If you use a data sharing solution, you can give suppliers access to your point-of-sale (POS) data. They can view your current levels of sales based on what actually happens in your brick-and-mortar locations. They will be able to adjust their order and delivery schedules to better meet your needs. Because you want to be connected to the suppliers in your value chain and make better business decisions, we put together these 9 ways you didn't realize you could be utilizing your retail analytics.
1. Analyze which products have dropped in sales month over month.
Using retail analytics, you can generate graphs and charts for every product or category. For example, use a linear graph to see how a product's sales fluctuate over a period of 12 months. Use a stacking bar graph to compare February 2015 sales with February 2016 sales for a product, or even an entire brand of products.
2. Forecast which items will sell out before the end of a feature or promotion.
While a product order may have already been placed with a supplier, you might need to place an emergency order during the promotion to keep from running out. Inventory analytics can help you know how much to order to keep your shelves full.

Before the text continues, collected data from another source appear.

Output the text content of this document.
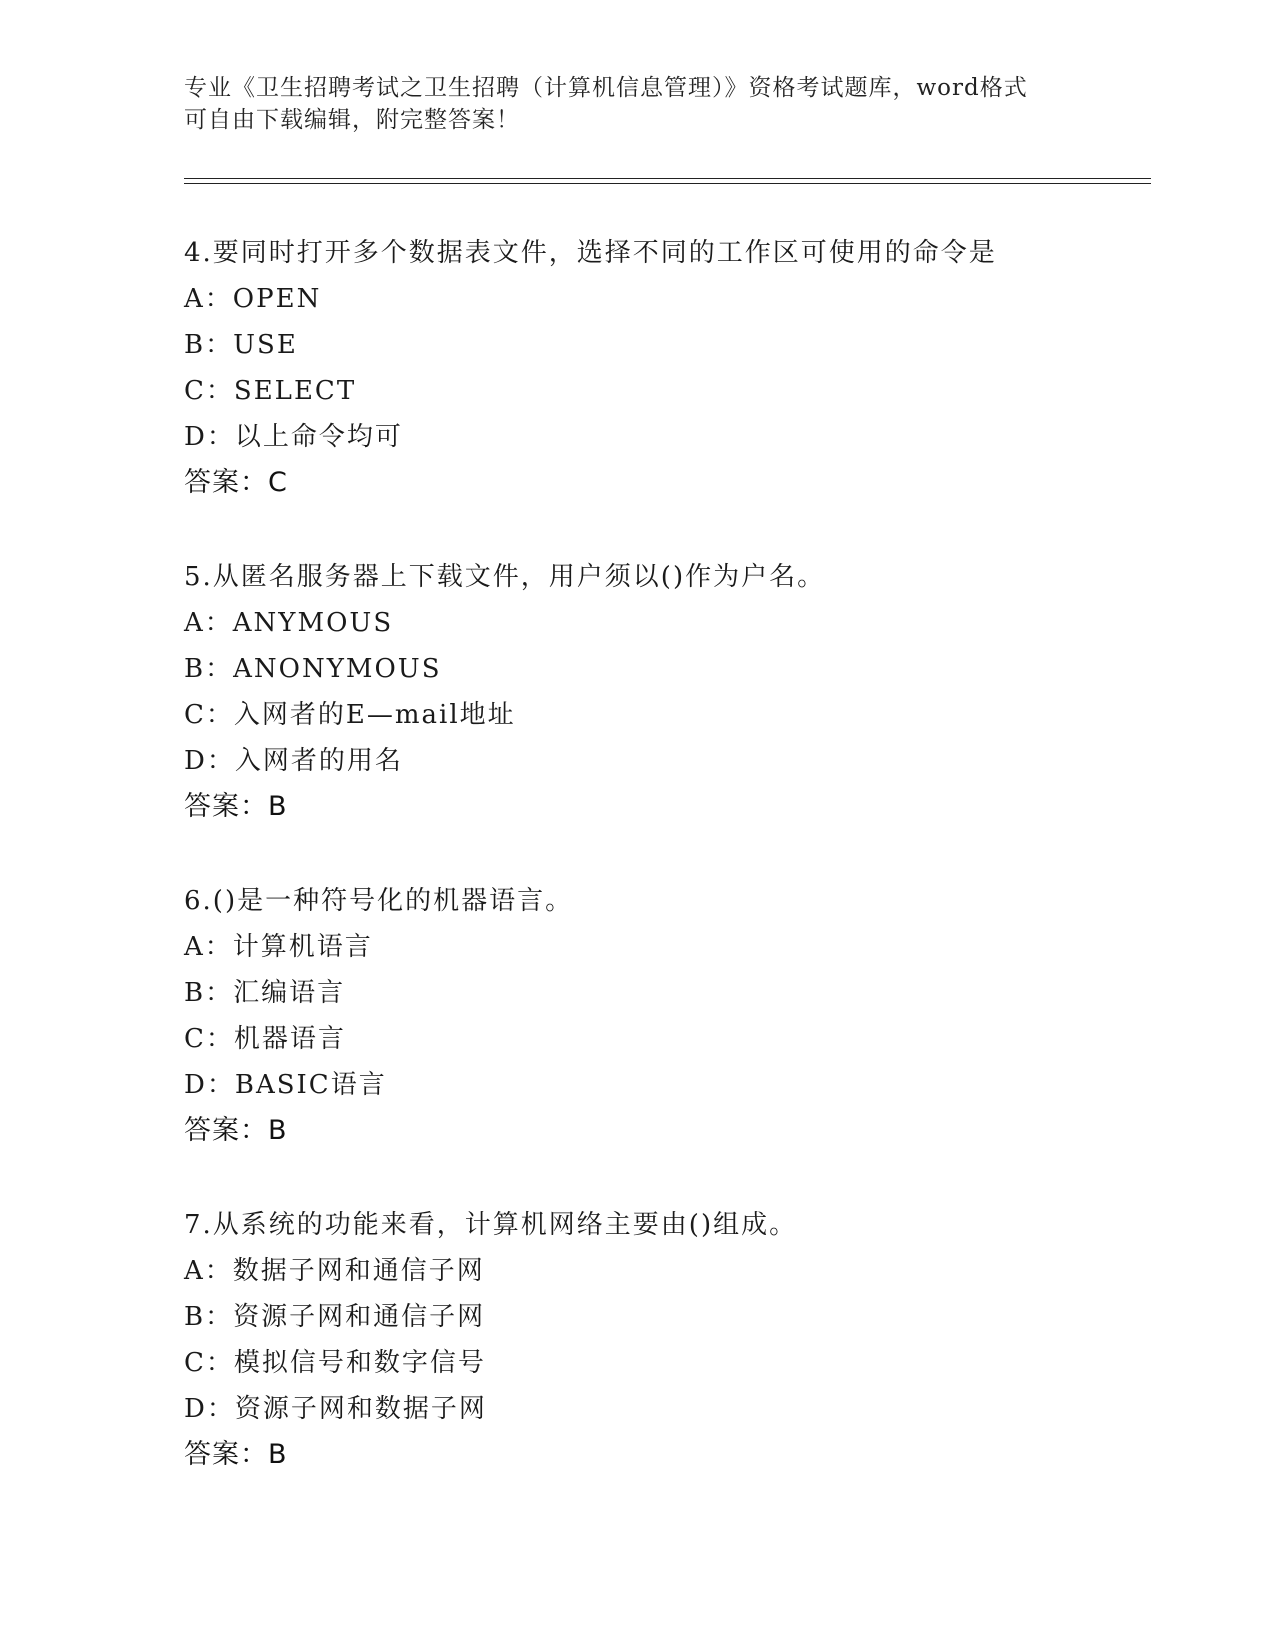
专业《卫生招聘考试之卫生招聘（计算机信息管理）》资格考试题库，word格式
可自由下载编辑，附完整答案！
4.要同时打开多个数据表文件，选择不同的工作区可使用的命令是
A：OPEN
B：USE
C：SELECT
D：以上命令均可
答案：C
5.从匿名服务器上下载文件，用户须以()作为户名。
A：ANYMOUS
B：ANONYMOUS
C：入网者的E—mail地址
D：入网者的用名
答案：B
6.()是一种符号化的机器语言。
A：计算机语言
B：汇编语言
C：机器语言
D：BASIC语言
答案：B
7.从系统的功能来看，计算机网络主要由()组成。
A：数据子网和通信子网
B：资源子网和通信子网
C：模拟信号和数字信号
D：资源子网和数据子网
答案：B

3. Identify products that might sell more with a lower price point and how much you can increase prices without losing customers.
Using price and promotional evaluation tools, you can predict the increased sales velocity due to sales prices or other price reductions, which provides the ability to generate ROI. Those same tools can evaluate the effect of increasing price points, which allows for increased profits without decreased sales.
4. Identify products selling in other stores that could provide incremental sales.
You can utilize a distribution gap report to audit current products available by store location, and compare to top selling products by category to identify opportunities to add new products that can build overall category volume. This same report can be used to monitor shelf integrity and unauthorized products being delivered to your store locations.
5. Identify poor sellers to optimize your inventory.
These items may satisfy loyal customers, but in stores with small set sizes and limited merchandising real estate, it is important to maximize every square inch of shelf space. Category product ranking reports can help identify opportunities to optimize selection by replacing slow movers with better performing products.
6. Identify service level issues with Direct Store Delivery suppliers to ensure each of your store locations is properly maintained.
If you have store locations that are consistently out of stock, you may be impacted by poor supplier ordering practices, insufficient order and delivery frequency, or your store may be at the end of a delivery route. Use retail analytics to identify issues by supplier, and even by route or driver to make the necessary changes and maintain accountability on an ongoing basis.
7. Understand how your customers shop, what products they purchase together, and how to sell even more.
Gaining visibility to what is in your customers' shopping basket can provide significant insight into how they shop in your store, and what products they buy. Market basket and purchase affinity reports help to correlate products sales and establish trends that can be utilized to tailor promotions, displays and even marketing campaigns.
8. Evaluate promotions offered by suppliers, and adjust your promotional plans accordingly.
Once a promotion begins, the analytics dashboard offers instant feedback on sales. You can evaluate the effectiveness of a promotion the day after the event ends, without having to wait weeks for supplier or market data. This allows you to more quickly implement changes to future events using learning from past performance.
9. Analytics your way.
It's great to have a suite of reports and dashboards to help you hit the ground running, but a robust retail analytics solution should also provide you with the ability to customize views, filters, hierarchies, etc. to make the most efficient use of your time working with large amounts of data. You can utilize ad hoc analysis to pull reports based on your individual criteria.